Das Hauptkeyword der Seite, sollte als erstes im <title> Tag stehen zusammen mit den wichtigsten Variationen oder nebengeordneten Keywords.
Beispiel: <title>Nightlife in Hamburg – Bars, Clubs, Diskos und Konzerte in Hamburg</title>

Jede Seite darf nur eine Hauptüberschrift <h1> haben. Optimal ist es den <title> tag zu wiederholen, oder falls die Überschrift attraktiver für den Leser gestaltet werden soll, nur minimal zu variieren. In unserem Beispiel <h1>Nightlife in Hamburg – Bars, Clubs, Diskos und Konzerte in Hamburg</h1>

Der erste Abschnitt des Artikels sollte die Keywords der Überschrift wieder aufgreifen. Ebenso sollte der letzte Abschnitt diese Begriffe in einer Art Zusammenfassung oder Schlussfolgerung wieder aufgreifen.

Im Rest des Artikels achten Sie darauf Synonyme und verwandte Begriffe zu ihrem Keyword zu benutzten, anstatt dieses ständig zu wiederholen. In unserem Beispiel: “Nachtleben” oder “Diskotheken” oder “Musik”, “Unterhaltung”, “Ausgehen”.

Die Zwischenüberschriften wie <h2> und <h3> sind optimal, um Ihre neben geordneten Begriffe mit einem eigenem Absatz und Überschrift hervorzuheben. Zum Beispiel einen Absatz mit der Überschrift “Clubs und Discos in Hamburg”.

In der URL wiederholen sie Ihr wichtigstes Keyword. Lange URLs vermeiden: http://www.ihrehamburgseite.de/nightlife_in_hamburg.html

Für alle, die den ehemals berühmten “meta keywords” tag in meiner Liste vermissen: Er ist weitgehend bedeutungslos, da es nicht sicher ist ob Suchmaschinen ihn überhaupt noch berücksichtigen.
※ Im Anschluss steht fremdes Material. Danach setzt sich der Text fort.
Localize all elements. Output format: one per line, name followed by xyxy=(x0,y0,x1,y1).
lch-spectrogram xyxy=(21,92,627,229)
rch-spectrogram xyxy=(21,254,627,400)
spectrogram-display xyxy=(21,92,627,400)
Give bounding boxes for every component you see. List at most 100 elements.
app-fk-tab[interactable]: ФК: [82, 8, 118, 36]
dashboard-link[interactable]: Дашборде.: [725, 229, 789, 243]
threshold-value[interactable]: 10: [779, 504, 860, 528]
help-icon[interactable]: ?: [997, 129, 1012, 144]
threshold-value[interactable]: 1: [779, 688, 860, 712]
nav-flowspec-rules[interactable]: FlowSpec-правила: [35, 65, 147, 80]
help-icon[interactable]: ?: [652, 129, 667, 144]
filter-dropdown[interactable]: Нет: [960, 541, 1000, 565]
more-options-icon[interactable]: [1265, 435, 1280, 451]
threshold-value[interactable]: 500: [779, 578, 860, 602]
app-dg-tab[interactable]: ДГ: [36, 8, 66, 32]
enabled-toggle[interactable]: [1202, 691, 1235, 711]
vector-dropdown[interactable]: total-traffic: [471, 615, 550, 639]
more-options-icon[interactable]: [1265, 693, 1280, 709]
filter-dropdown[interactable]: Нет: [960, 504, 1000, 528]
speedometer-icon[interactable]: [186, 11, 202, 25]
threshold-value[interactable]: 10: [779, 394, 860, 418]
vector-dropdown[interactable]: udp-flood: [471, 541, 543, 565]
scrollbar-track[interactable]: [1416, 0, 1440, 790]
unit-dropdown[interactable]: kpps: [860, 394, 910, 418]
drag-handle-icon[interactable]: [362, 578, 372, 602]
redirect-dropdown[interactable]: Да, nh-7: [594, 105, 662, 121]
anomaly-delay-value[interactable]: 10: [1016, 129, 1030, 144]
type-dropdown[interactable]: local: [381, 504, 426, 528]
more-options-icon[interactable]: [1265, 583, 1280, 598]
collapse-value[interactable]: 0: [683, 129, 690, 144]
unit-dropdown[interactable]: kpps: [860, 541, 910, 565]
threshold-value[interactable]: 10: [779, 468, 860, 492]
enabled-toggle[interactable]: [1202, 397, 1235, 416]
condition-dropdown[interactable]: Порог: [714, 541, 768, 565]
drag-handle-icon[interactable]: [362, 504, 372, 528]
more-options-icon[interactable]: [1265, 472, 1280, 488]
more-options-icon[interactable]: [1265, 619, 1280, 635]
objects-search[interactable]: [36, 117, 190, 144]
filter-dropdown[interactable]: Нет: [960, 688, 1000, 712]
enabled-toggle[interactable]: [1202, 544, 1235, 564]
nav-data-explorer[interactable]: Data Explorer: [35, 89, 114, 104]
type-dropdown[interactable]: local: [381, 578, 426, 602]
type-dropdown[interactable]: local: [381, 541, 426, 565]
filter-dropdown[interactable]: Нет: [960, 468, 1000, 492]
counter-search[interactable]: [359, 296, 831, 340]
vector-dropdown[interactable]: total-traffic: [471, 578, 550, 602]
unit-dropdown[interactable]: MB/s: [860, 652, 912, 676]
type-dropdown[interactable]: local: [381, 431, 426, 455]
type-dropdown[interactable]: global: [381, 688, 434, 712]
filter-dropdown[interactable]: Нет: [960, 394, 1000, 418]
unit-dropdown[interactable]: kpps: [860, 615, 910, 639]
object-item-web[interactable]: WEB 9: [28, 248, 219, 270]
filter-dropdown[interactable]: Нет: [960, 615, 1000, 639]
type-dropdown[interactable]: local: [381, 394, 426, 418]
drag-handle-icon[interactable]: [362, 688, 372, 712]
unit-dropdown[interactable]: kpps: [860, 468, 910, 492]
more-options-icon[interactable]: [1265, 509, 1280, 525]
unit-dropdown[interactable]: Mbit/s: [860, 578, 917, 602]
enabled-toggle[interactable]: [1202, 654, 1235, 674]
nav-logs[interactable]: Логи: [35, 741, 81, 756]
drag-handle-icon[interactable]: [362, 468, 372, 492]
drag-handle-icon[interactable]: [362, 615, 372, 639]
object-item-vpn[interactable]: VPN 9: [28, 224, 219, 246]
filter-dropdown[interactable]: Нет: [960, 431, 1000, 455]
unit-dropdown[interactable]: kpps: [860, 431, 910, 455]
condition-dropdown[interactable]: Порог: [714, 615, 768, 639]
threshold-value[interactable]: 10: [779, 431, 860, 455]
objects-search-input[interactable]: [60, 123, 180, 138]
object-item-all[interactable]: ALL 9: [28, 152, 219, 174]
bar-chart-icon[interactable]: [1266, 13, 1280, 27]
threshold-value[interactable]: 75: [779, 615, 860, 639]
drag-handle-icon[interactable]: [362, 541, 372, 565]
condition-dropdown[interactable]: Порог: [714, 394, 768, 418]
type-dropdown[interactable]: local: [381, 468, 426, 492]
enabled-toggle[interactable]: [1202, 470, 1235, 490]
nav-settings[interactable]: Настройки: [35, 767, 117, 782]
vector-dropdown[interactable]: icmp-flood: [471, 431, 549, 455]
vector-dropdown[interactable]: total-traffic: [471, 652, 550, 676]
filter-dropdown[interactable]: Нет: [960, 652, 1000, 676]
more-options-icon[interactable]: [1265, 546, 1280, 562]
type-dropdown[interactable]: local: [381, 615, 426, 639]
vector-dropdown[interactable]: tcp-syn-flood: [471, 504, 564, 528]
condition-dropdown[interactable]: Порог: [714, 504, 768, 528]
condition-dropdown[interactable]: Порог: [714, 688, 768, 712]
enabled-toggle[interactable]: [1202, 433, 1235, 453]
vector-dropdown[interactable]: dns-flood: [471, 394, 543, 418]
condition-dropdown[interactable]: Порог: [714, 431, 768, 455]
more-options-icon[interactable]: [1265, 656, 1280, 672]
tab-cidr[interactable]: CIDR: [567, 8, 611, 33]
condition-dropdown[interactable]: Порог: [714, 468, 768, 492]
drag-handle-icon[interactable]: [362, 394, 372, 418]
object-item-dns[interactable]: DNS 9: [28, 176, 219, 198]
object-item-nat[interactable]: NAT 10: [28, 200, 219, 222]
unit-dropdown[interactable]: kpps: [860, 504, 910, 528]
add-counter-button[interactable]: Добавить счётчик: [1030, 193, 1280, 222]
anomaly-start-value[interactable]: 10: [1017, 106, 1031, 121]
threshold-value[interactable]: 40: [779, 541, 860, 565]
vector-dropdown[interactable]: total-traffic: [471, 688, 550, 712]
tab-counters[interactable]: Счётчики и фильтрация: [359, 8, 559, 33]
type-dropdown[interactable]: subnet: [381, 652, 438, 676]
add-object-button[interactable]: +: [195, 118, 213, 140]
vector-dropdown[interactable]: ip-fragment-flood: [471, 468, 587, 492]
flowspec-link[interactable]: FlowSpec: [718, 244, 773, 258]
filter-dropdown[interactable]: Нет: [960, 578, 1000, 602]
Schaden kann er nicht. Persönlich nutze ich meta keywords um geläufige Rechtschreibfehler aufzuführen.

Keyword Density

Die Dichte eines Keywords im Textinhalt ist meiner Meinung nach ein weit überschätzter Faktor. Sie werden überall Zahlen wie “6%-9% des Textes sollten ihr Keyword enthalten” finden. Das ist Blödsinn: Erstens weiß niemand, ob und wie Google diese Dichte berücksichtigt und zweitens ist das “wo” und die Reihenfolge der Keywords viel wichtiger als das “wie oft”. Dennoch, benutzen Sie freie Tools, die die Keyword Density berechnen. Ist der Wert der Seite sehr niedrig (<3%) sollten sie, wenn es die Qualität des Textes nicht negativ beeinflusst, ein wenig nachbessern. Sollte die Keyword Density sehr hoch sein (>9%) laufen Sie Gefahr, dass Google Ihren Artikel wegen “Keyword stuffing” abstraft.